The History of the World in Bite-Sized Chunks by Emma Marriott

The History of the World in Bite-Sized Chunks by Emma Marriott

Author:Emma Marriott [Marriott, Emma]
Language: eng
Format: epub
ISBN: 9781843179290
Publisher: Michael O' Mara Books


OCEANIA

EUROPEAN DISCOVERIES OF THE PACIFIC LANDS

The islands of the central and southern Pacific Ocean had been settled by the Polynesians (who may have originally come from Indonesia) between 2,500 and 1,500 BC. The Polynesians were skilled navigators, and by AD 400–500 they had reached the majority of Polynesia’s islands, many of which – including Tonga, Samoa, Tahiti and the Hawaiian islands – developed into advanced societies, despite being cut off from much of the world.

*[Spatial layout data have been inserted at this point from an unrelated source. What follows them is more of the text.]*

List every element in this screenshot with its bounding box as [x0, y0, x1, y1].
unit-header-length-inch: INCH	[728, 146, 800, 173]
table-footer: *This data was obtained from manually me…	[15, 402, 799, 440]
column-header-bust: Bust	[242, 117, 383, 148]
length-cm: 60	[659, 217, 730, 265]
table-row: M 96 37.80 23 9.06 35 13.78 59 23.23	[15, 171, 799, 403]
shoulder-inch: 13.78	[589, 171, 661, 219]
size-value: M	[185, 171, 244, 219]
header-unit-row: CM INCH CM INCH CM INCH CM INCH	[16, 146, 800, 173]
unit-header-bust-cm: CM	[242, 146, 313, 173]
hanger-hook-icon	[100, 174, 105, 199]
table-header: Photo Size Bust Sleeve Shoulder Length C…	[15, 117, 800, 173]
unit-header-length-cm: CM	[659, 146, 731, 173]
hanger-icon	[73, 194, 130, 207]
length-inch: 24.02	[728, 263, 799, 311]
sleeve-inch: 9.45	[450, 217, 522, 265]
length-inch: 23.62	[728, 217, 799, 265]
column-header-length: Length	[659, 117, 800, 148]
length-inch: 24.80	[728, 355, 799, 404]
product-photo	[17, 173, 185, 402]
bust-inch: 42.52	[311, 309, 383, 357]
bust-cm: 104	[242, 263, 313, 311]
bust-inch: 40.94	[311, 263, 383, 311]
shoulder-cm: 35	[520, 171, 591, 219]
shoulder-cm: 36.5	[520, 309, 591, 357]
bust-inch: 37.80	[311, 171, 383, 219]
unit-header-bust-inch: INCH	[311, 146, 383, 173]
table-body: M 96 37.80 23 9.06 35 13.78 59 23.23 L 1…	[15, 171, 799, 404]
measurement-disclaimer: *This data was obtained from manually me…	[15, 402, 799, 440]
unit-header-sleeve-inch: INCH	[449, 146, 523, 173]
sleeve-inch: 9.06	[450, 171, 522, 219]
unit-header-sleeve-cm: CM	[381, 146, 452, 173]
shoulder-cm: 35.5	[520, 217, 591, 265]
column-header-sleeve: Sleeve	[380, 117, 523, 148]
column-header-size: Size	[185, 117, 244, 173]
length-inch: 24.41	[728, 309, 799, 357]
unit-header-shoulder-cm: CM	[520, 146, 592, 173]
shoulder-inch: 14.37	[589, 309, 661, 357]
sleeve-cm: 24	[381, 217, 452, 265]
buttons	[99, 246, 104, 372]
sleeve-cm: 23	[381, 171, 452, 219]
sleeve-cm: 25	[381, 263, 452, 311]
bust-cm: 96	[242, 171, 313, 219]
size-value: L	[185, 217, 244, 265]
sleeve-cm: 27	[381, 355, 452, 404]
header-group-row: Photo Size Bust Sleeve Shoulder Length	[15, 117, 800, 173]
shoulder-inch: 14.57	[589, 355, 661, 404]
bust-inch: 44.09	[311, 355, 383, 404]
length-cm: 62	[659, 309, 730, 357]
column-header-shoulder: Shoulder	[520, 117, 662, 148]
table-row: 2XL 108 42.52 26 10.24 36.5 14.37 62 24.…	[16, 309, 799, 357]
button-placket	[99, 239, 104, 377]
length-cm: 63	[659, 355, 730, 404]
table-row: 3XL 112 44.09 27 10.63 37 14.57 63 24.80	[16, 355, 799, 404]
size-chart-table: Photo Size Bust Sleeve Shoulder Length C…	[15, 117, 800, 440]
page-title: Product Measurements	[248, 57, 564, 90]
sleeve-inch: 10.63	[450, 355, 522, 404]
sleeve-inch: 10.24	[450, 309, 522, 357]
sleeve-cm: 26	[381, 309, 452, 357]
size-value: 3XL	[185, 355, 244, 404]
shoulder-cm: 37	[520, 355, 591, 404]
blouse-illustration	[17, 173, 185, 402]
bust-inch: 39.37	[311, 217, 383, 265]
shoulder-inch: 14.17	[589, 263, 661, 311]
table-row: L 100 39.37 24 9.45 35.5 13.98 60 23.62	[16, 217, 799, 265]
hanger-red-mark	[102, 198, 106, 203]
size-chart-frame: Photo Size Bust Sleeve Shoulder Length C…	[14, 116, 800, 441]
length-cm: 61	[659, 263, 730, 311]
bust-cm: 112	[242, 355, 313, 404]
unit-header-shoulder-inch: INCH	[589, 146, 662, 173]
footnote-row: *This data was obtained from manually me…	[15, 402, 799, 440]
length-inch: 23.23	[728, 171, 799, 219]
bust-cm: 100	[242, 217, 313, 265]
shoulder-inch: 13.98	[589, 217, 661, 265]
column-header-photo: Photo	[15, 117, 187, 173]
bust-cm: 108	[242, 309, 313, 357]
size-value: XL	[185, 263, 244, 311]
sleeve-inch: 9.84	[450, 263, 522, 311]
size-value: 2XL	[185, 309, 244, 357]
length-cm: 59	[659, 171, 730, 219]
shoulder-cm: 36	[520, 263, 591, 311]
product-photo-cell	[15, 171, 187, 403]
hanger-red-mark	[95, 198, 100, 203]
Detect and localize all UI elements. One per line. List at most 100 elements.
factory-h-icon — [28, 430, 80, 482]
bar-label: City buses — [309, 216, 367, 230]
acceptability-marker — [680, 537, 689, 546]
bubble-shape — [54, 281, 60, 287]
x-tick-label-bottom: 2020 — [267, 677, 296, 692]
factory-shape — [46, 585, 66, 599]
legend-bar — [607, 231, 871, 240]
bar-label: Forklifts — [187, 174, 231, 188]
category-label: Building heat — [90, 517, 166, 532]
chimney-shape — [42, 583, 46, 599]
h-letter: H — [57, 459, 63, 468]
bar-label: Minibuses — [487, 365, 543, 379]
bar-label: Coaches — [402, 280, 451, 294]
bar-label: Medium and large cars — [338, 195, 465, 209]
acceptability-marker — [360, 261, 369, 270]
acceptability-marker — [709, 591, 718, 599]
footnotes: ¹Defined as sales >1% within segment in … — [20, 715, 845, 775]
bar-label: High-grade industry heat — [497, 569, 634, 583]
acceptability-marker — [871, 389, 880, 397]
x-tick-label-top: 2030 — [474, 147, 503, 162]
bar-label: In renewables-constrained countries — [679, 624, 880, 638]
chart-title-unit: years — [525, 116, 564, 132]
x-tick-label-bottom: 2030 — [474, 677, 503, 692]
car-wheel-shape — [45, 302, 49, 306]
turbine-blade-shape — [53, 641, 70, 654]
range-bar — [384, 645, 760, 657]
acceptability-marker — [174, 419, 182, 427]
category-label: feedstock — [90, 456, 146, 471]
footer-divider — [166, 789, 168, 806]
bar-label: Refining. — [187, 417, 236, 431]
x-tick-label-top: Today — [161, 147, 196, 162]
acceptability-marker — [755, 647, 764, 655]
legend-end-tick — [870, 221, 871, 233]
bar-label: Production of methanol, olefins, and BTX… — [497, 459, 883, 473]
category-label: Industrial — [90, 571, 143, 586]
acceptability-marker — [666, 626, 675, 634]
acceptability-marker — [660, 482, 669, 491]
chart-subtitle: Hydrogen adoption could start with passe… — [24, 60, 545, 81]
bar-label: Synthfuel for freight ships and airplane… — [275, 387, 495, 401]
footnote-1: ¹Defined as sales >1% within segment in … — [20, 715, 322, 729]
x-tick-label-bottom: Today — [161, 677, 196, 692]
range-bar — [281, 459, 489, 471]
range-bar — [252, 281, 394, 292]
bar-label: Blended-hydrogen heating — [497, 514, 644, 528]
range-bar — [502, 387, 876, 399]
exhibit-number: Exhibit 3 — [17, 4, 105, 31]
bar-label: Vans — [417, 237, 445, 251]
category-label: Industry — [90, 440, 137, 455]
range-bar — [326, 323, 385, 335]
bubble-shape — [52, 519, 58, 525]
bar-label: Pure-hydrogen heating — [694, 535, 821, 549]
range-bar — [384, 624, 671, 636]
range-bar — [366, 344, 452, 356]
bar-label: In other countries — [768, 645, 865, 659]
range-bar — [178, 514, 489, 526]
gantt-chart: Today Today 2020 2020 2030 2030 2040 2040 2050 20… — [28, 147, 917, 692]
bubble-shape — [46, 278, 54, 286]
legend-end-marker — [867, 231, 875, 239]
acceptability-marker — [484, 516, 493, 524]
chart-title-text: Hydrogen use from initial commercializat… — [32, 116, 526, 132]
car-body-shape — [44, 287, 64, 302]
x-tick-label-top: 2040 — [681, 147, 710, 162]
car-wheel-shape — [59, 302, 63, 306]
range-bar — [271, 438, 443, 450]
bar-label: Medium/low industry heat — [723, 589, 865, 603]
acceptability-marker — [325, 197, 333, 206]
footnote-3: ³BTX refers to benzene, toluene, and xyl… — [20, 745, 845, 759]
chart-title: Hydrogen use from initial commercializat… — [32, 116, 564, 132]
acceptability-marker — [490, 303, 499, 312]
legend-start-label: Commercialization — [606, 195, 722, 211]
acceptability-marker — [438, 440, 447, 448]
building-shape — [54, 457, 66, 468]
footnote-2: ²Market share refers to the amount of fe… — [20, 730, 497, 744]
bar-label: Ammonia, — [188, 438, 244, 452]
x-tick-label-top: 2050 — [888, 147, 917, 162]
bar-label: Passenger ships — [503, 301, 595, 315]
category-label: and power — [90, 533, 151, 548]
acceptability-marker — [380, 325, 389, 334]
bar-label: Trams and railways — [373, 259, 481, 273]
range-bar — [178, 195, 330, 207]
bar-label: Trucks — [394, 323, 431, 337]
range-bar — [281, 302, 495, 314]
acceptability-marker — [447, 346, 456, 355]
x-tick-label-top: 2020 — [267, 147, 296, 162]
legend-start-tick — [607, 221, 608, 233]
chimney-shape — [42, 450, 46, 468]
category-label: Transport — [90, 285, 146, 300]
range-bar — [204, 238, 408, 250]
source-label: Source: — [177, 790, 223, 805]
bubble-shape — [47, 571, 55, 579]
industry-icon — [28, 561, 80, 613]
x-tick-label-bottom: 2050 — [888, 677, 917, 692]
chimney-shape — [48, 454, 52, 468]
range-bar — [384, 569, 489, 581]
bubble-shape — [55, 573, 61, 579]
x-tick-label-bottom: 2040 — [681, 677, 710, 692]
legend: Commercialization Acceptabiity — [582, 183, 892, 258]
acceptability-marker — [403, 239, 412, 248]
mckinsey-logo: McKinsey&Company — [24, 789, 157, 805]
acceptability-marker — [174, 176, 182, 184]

Europeans first made contact with the Pacific lands in the sixteenth century. In 1511 the Portuguese reached Malacca in Malaysia, and in the following year, they arrived on the famous ‘Spice Islands’ in the Moluccas and also took Makassar in Indonesia and Timor in 1514. Later Portuguese ships reached New Guinea in 1527. In 1521, the Portuguese navigator Ferdinand Magellan, sailing with a fleet of three Spanish ships, reached Guam and the Philippines, and on their return to Spain (without Magellan, who had been killed in the Philippines) the fleet completed the first maritime voyage around the world.

The remote island of New Zealand was first settled by the Maori in the early thirteenth century. Originally sailing from Polynesia in large canoes, over the subsequent centuries a distinctive Maori culture was established. The first European to reach New Zealand was the Dutch explorer Abel Tasman in 1642 (also reaching Tasmania, which was named after him).

The first recorded European sightings of Australia, which had been inhabited by the Aborigines for some 50,000 years, occurred in the seventeenth century. The Dutch navigator Willem Janszoon reached the Cape York Peninsula in 1606, and throughout the century, the Dutch charted the western and northern coastline (of a land they called ‘New Holland’) but made no attempts at settlement. An English explorer and privateer, William Dampier, landed on the north-west coast in 1688 and again in 1699, but it wasn’t until the eighteenth century that more permanent settlement would be attempted (see here).